Decide how you’ll refer to each entity and stick with it. Is it “AI” or “artificial intelligence”? “ML” or “machine learning”? “NYC” or “New York City”?
Inconsistency confuses entity recognition systems.
Mistake three: Ignoring structured data.
Schema markup is how you explicitly tell Google what entities exist on your page. Without it, the algorithm has to guess.
Why make Google guess when you can tell it directly?
Mistake four: Keyword stuffing disguised as entity optimization.
Repeating “Nike Air Zoom Pegasus 40” fifty times isn’t entity SEO. It’s still keyword stuffing.
True entity optimization means covering the semantic space around that entity—materials, technology, use cases, comparisons, user experiences.
Mistake five: Building links instead of entity connections.
Backlinks still matter, but entity SEO prioritizes getting mentioned by authoritative entities over getting links from random sites.
One mention in TechCrunch carries more entity weight than a thousand low-quality blog links.
Tools that actually help
InLinks: Extracts your website’s knowledge graph and identifies entity gaps
Google’s Natural Language API: Shows which entities Google extracts from your content
Schema App: Helps implement structured data correctly
Surfer SEO: Content editor highlights related entities to include
SEMrush/Ahrefs: Still useful for finding entity-related keywords and topics
Google Search Console: Shows which queries trigger your content—entity patterns emerge
Wikipedia/Wikidata: Research entity relationships and connections
The future is entity-first
Entity-based SEO isn’t a trend. It’s the foundation of how modern search works.
As AI models like SGE become more sophisticated, entity understanding becomes more critical. The algorithm isn’t getting simpler. It’s getting better at understanding semantic relationships.
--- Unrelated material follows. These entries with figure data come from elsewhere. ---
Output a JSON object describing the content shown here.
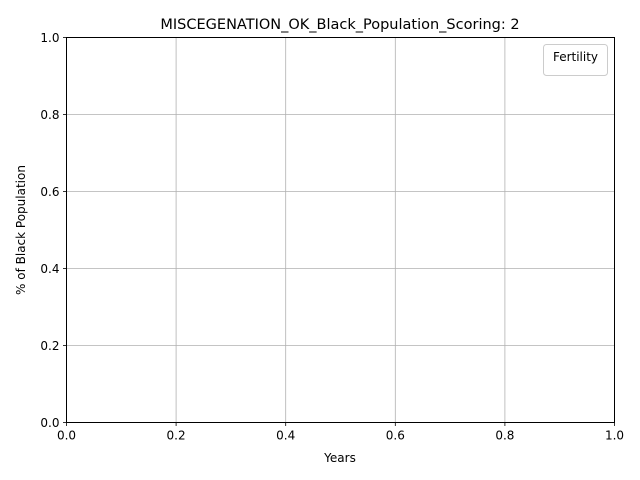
{
  "chart_data": {
    "type": "line",
    "title": "MISCEGENATION_OK_Black_Population_Scoring: 2",
    "xlabel": "Years",
    "ylabel": "% of Black Population",
    "xlim": [
      0.0,
      1.0
    ],
    "ylim": [
      0.0,
      1.0
    ],
    "x_ticks": [
      "0.0",
      "0.2",
      "0.4",
      "0.6",
      "0.8",
      "1.0"
    ],
    "y_ticks": [
      "0.0",
      "0.2",
      "0.4",
      "0.6",
      "0.8",
      "1.0"
    ],
    "grid": true,
    "legend": {
      "title": "Fertility",
      "placement": "top-right",
      "entries": []
    },
    "series": []
  }
}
That means the gap between entity-optimized content and keyword-stuffed content will widen. Sites that build proper semantic structures will dominate. Sites that don’t will fade.
The good news? Most of your competition is still doing traditional SEO. They’re chasing keywords while you’re building knowledge graphs.
That advantage won’t last forever. Entity-based strategies will become standard eventually.